This is an Application Brief and does not contain a detailed Experimental section.
This application brief demonstrates the advantages of collecting multiple reaction monitoring (MRM) and MS scan data in parallel (RADAR acquisition), in support of consumer protection legislation using Xevo TQ-S MS System with an APGC Source.
RADAR allows accurate quantification of target compounds, while at the same time, it acquires MS scan data to monitor matrix components or other compounds. This is accomplished with little or no impact on the MRM data.
Brominated flame retardants (BFRs) are compounds used to decrease the likelihood and intensity of fires. These compounds are present in a wide variety of consumer products, including electronics, clothes, and furniture. Due to the Restriction of Hazardous Substances (RoHS) Directive (2002/95/EC), these compounds are banned in various types of electronic equipment. This is also closely linked with the Waste Electrical and Electronic Equipment Directive (WEEE, 2002/96/EU), which is a legislative initiative to solve the problem of large amounts of toxic e-waste.
BFRs are most commonly analyzed by targeted GC-MS methods using single ion recording (SIR) or MRM. The problem with a purely targeted approach is that it ignores other related compounds or matrix background. The Waters Xevo TQ-S MS allows collection of MRM and MS scan data in parallel in one acquisition using RADAR.

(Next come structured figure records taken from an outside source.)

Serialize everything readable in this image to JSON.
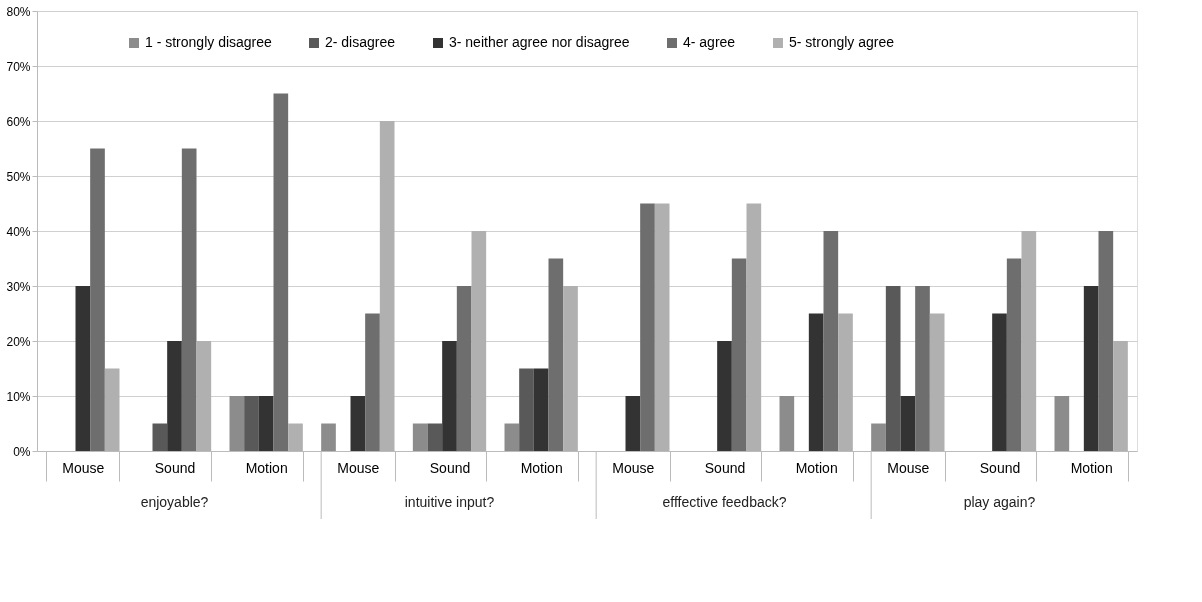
{
  "chart_data": {
    "type": "bar",
    "categories": [
      "Mouse",
      "Sound",
      "Motion",
      "Mouse",
      "Sound",
      "Motion",
      "Mouse",
      "Sound",
      "Motion",
      "Mouse",
      "Sound",
      "Motion"
    ],
    "series": [
      {
        "name": "1 - strongly disagree",
        "color": "#8c8c8c",
        "values": [
          0,
          0,
          10,
          5,
          5,
          5,
          0,
          0,
          10,
          5,
          0,
          10
        ]
      },
      {
        "name": "2- disagree",
        "color": "#595959",
        "values": [
          0,
          5,
          10,
          0,
          5,
          15,
          0,
          0,
          0,
          30,
          0,
          0
        ]
      },
      {
        "name": "3- neither agree nor disagree",
        "color": "#333333",
        "values": [
          30,
          20,
          10,
          10,
          20,
          15,
          10,
          20,
          25,
          10,
          25,
          30
        ]
      },
      {
        "name": "4- agree",
        "color": "#6e6e6e",
        "values": [
          55,
          55,
          65,
          25,
          30,
          35,
          45,
          35,
          40,
          30,
          35,
          40
        ]
      },
      {
        "name": "5- strongly agree",
        "color": "#b0b0b0",
        "values": [
          15,
          20,
          5,
          60,
          40,
          30,
          45,
          45,
          25,
          25,
          40,
          20
        ]
      }
    ],
    "ylim": [
      0,
      80
    ],
    "yticks": [
      {
        "value": 0,
        "label": "0%"
      },
      {
        "value": 10,
        "label": "10%"
      },
      {
        "value": 20,
        "label": "20%"
      },
      {
        "value": 30,
        "label": "30%"
      },
      {
        "value": 40,
        "label": "40%"
      },
      {
        "value": 50,
        "label": "50%"
      },
      {
        "value": 60,
        "label": "60%"
      },
      {
        "value": 70,
        "label": "70%"
      },
      {
        "value": 80,
        "label": "80%"
      }
    ],
    "annotations": [
      "enjoyable?",
      "intuitive input?",
      "efffective feedback?",
      "play again?"
    ],
    "grid": "y",
    "legend": "top"
  }
}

The Xevo TQ-S MS System was coupled with a GC using an APGC Source and operated in RADAR mode. A suite of polybrominated diphenyl ethers (PBDEs) was analyzed with two MRM transitions chosen for each degree of bromination. An MS scan function with a mass range 50 to 1050 Da was simultaneously acquired. An extracted sample of a PC keyboard – produced before the July 2006 legislation banning BFRs – was analyzed for PBDEs.
The acquired MRM transitions were used for quantification of PBDEs in the sample. The MS Scan function was interrogated for related compounds or possible interferences. Figure 1 shows an overlaid trace of the MRM transitions (upper chromatogram), along with a BPI trace (lower chromatogram) of the MS scan data. The MS scan in Figure 1 is intense and very complex. The cluster/strip function within MassLynx Software was used to extract pairs of ions with a separation of 2 Da, which highlighted spectra with halogenated isotope patterns. The NIST08 mass spectral library was used to find spectra of compounds suspected to be in a sample of this nature. Figure 2 shows the spectrum of the peak at 11.43 mins, with the molecular ion cluster magnified. Also, a comparison between the isotope cluster extracted from the suspect peak against the theoretical isotope model of C14H8Br6O2 is shown.
The proposed molecular formula is consistent with the compound tribromophenoxyethane, which is the active ingredient from a commercial product, FireMaster 680. Moreover, the fragment cluster (m/z 357 and 359) indicates dissociation (loss of C6H2Br3+CH3) of the molecular ion, which further supports this hypothesis. Further work is required to determine the identity of this compound with more confidence.